Четвертое измерение русской литературы
Мое отношение к В.В. Розанову сформировано в основном свидетельствами А. Белого и Н.А. Бердяева, причем моя собственная интуиция насчет Розанова, основанная на прочтении его текстов, укладывается в эти понятия. Несомненно, что в Розанове есть флюид, который необходим для понимания России, важный ракурс и дискурс, суть которых в отсутствии "внутреннего комиссара" (отсюда своеобразная беспомощная обаятельность) и наличие определенной потребности во внешнем поводыре, средоточии силы.
Все же, Розанов несомненно содержит в себе затягивающую бездну смысла, точнее, своего рода, "бесконечный тупик" (название еще одной известной розановедческой книги), выйти из которого очень просто - надо дорисовать еще одно измерение, того самого внутреннего комиссара, и несколько поубавить назойливой душевности.

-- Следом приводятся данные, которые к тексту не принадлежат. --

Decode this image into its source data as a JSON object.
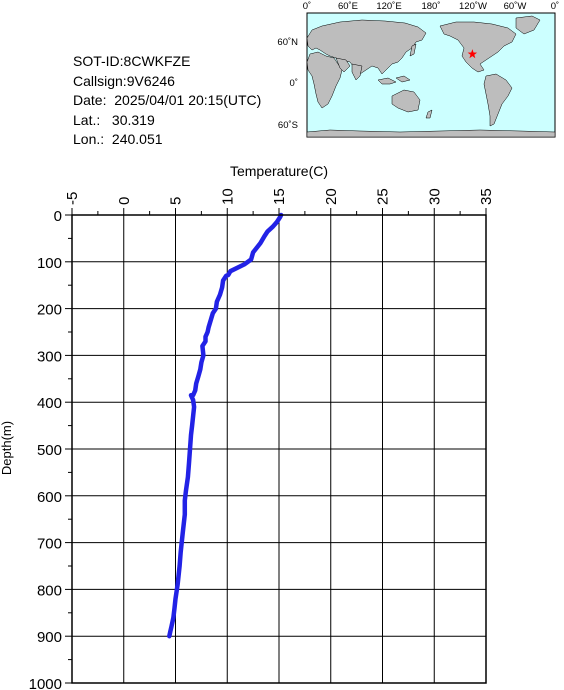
{
  "info": {
    "sot_id": "SOT-ID:8CWKFZE",
    "callsign": "Callsign:9V6246",
    "date": "Date:  2025/04/01 20:15(UTC)",
    "lat": "Lat.:   30.319",
    "lon": "Lon.:  240.051"
  },
  "map": {
    "lon_ticks": [
      "0˚",
      "60˚E",
      "120˚E",
      "180˚",
      "120˚W",
      "60˚W",
      "0˚"
    ],
    "lat_ticks": [
      "60˚N",
      "0˚",
      "60˚S"
    ],
    "ocean_color": "#ccffff",
    "land_color": "#bdbdbd",
    "marker_color": "#ff0000",
    "marker_lat": 30.319,
    "marker_lon": 240.051
  },
  "chart_data": {
    "type": "line",
    "xlabel": "Temperature(C)",
    "ylabel": "Depth(m)",
    "xlim": [
      -5,
      35
    ],
    "ylim": [
      1000,
      0
    ],
    "x_ticks": [
      -5,
      0,
      5,
      10,
      15,
      20,
      25,
      30,
      35
    ],
    "y_ticks": [
      0,
      100,
      200,
      300,
      400,
      500,
      600,
      700,
      800,
      900,
      1000
    ],
    "grid": true,
    "line_color": "#2222e6",
    "series": [
      {
        "x": [
          15.2,
          15.1,
          14.8,
          14.4,
          13.9,
          13.6,
          13.2,
          12.5,
          12.3,
          11.7,
          10.3,
          10.1,
          9.9,
          9.6,
          9.5,
          9.3,
          9.0,
          8.9,
          8.6,
          8.4,
          8.2,
          8.1,
          8.0,
          7.9,
          7.9,
          7.6,
          7.7,
          7.5,
          7.4,
          7.2,
          7.0,
          6.9,
          6.7,
          6.5,
          6.7,
          6.8,
          6.7,
          6.6,
          6.5,
          6.4,
          6.3,
          6.2,
          6.0,
          5.9,
          5.9,
          5.7,
          5.5,
          5.4,
          5.2,
          5.0,
          4.9,
          4.8,
          4.7,
          4.6,
          4.5,
          4.4
        ],
        "y": [
          0,
          5,
          15,
          25,
          35,
          45,
          60,
          80,
          95,
          105,
          120,
          128,
          130,
          140,
          155,
          170,
          185,
          200,
          210,
          225,
          240,
          250,
          255,
          260,
          270,
          280,
          300,
          315,
          330,
          345,
          360,
          375,
          385,
          385,
          395,
          410,
          430,
          450,
          470,
          500,
          530,
          560,
          590,
          610,
          640,
          680,
          720,
          750,
          790,
          820,
          840,
          860,
          870,
          880,
          890,
          900
        ]
      }
    ]
  }
}
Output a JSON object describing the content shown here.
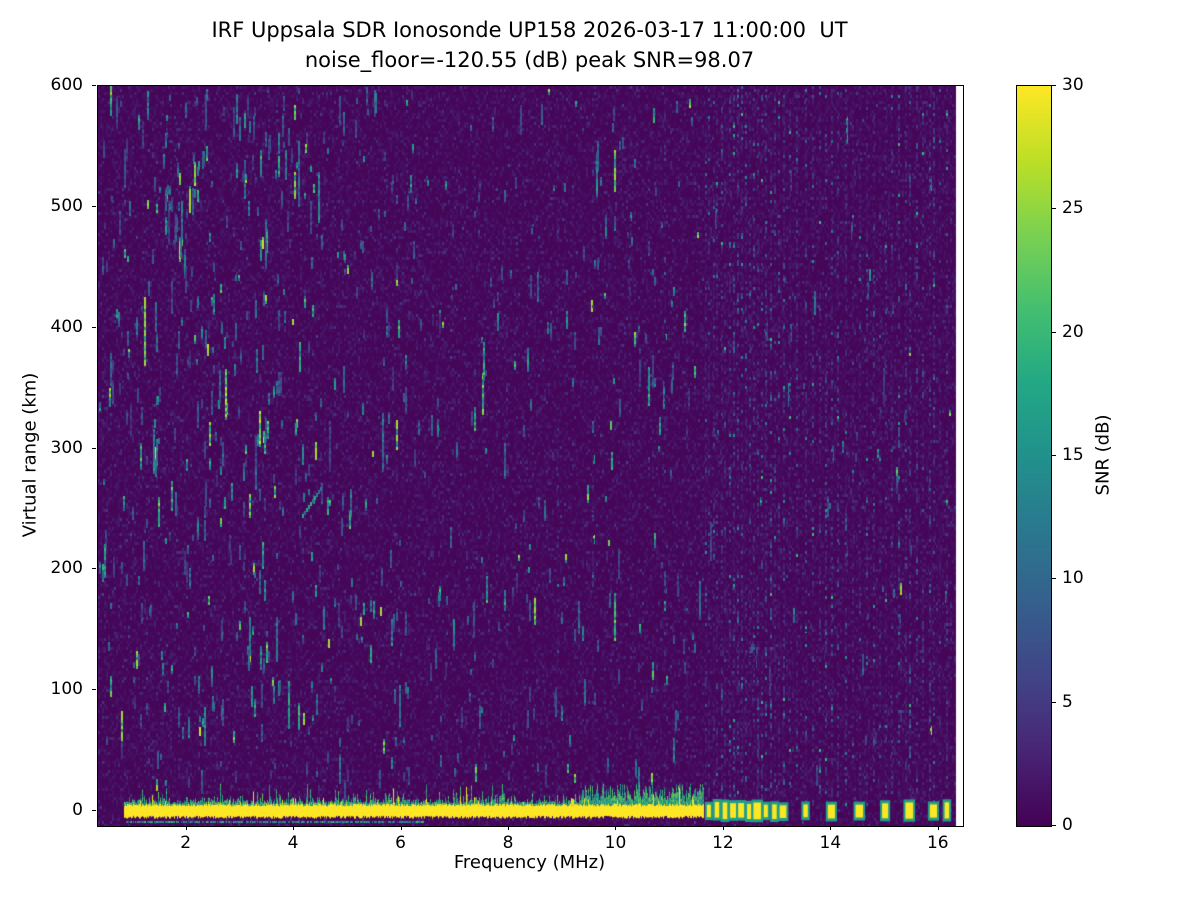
{
  "chart_data": {
    "type": "heatmap",
    "title": "IRF Uppsala SDR Ionosonde UP158 2026-03-17 11:00:00  UT",
    "subtitle": "noise_floor=-120.55 (dB) peak SNR=98.07",
    "station": "UP158",
    "timestamp_ut": "2026-03-17 11:00:00",
    "noise_floor_db": -120.55,
    "peak_snr_db": 98.07,
    "xlabel": "Frequency (MHz)",
    "ylabel": "Virtual range (km)",
    "xlim": [
      0.35,
      16.45
    ],
    "ylim": [
      -12.4,
      600
    ],
    "xticks": [
      2,
      4,
      6,
      8,
      10,
      12,
      14,
      16
    ],
    "yticks": [
      0,
      100,
      200,
      300,
      400,
      500,
      600
    ],
    "grid": false,
    "background_color": "#ffffff",
    "text_color": "#000000",
    "colorbar": {
      "label": "SNR (dB)",
      "min": 0,
      "max": 30,
      "ticks": [
        0,
        5,
        10,
        15,
        20,
        25,
        30
      ],
      "colormap": "viridis",
      "stops": [
        "#440154",
        "#482475",
        "#414487",
        "#355f8d",
        "#2a788e",
        "#21918c",
        "#22a884",
        "#44bf70",
        "#7ad151",
        "#bddf26",
        "#fde725"
      ]
    },
    "features": {
      "ground_return_band": {
        "range_km": 0,
        "freq_start_mhz": 0.85,
        "freq_end_mhz": 11.62,
        "snr_db": 30,
        "thickness_km": 11
      },
      "stepped_sounding_blobs_mhz": [
        11.72,
        11.87,
        12.02,
        12.17,
        12.32,
        12.47,
        12.62,
        12.78,
        12.94,
        13.1,
        13.52,
        14.0,
        14.52,
        15.0,
        15.45,
        15.9,
        16.15
      ],
      "rfi_stripe_freqs_mhz": [
        11.66,
        11.72,
        11.8,
        11.87,
        11.95,
        12.02,
        12.1,
        12.17,
        12.25,
        12.32,
        12.4,
        12.47,
        12.55,
        12.62,
        12.7,
        12.78,
        12.86,
        12.94,
        13.02,
        13.1,
        13.22,
        13.35,
        13.52,
        13.65,
        13.78,
        13.9,
        14.0,
        14.12,
        14.26,
        14.4,
        14.52,
        14.65,
        14.78,
        14.9,
        15.0,
        15.12,
        15.25,
        15.38,
        15.45,
        15.58,
        15.7,
        15.82,
        15.9,
        16.02,
        16.15
      ],
      "weak_stripe_freqs_mhz": [
        8.9,
        9.55,
        10.25,
        10.9,
        11.3
      ],
      "slant_echo": {
        "freq_start_mhz": 4.15,
        "freq_end_mhz": 4.5,
        "range_start_km": 245,
        "range_end_km": 268
      },
      "background_noise_mean_db": 1.0,
      "data_gap_right_mhz": [
        16.32,
        16.45
      ]
    },
    "render": {
      "seed": 15803,
      "speckle_count": 780
    }
  }
}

Что собственно и сделал Чернышевский, ополчившись в лице "новых людей" на уклад, милый сердцу Розанова.
Чернышевский проходился мной более 25 лет назад в тогдашней школьной программе. Должен сказать, я ненавидел преподавание литературы в старших классах советской школы настолько, что после выпускных экзаменов сжег тетрадку по литературе в присутствии свидетеля - подверг гражданской казни не самих классиков, а методы их внедрения. Но в душу все же запало и проросло спустя годы нечто важное - спасибо советской школе. Потом - преходящее увлечение Набоковым и глумливая главка в "Даре", выполненная Набоковым совершенно в духе Розанова.
Недавно я взглянул на Чернышевского новыми глазами, наверное, потому что повзрослел и остепенился - почувствовал, что эта фигура до сих пор стоит в нашей литературе особняком, и это неспроста. Углубление в этот вопрос - занятие нешуточное. Интерес усилился, когда я нашел убедительные свидетельства, что Чернышевский был сослан по поддельным уликам; знаменитая прокламация "Барским крестьянам от их доброжелателей поклон", скорее всего, фальшивка, изготовленная обвинением. http://tululu.ru/read56697/5/
Противники Чернышевского хотели избавиться от него во что бы то ни стало. И здесь Достоевский с Тургеневым по существу были заодно с его гонителями.
У них были на то основания. Чернышевский не вышел из "Шинели " Гоголя, у него мало общего с традицией Пушкина или Лермонтова - это особый и новый базовый элемент, появившийся в тогдашней литературе, на фоне которого и Тургенев, и, особенно, Достоевский выглядели вторичными фигурами.
Когда-то мне казалось, что в русской литературе можно выделить всего три измерения: Пушкин – наше всё; Лермонтов – всё, кроме нас; Гоголь – это мы все. Казалось, что эта система координат логически исчерпывает все, что было, есть и будет в русской литературе, если не сказать более.
(http://plebson.livejournal.com/2009/04/01/
http://plebson.livejournal.com/31459.html
)
Но как быть с Чернышевским? Очевидно, что он вне этих координат. Он не сводится к ним. Он взрывает их, но и дополняет. Это еще одно измерение, которое нужно добавить к трем перечисленным. Если Пушкин, Лермонтов, Гоголь - это наше трехмерное евклидово пространство, то Чернышевский - прогрессист, и ему должно отвечать измерение времени. А совокупность всех четырех измерений составляет пространственно-временной континуум нашей литературы с поправкой на принцип относительности Эйнштейна в гуманитарных науках.
Гоголь не дал нам положительного героя, как ни старался. А Чернышевский предложил его в образе "нового человека", как заготовку для будущего, и имел успех у нарождающихся в то время новых людей. Если бы правящий класс прислушался к конструктивной составляющей "нового человека", ему не пришлось бы потом иметь дело с его негативом.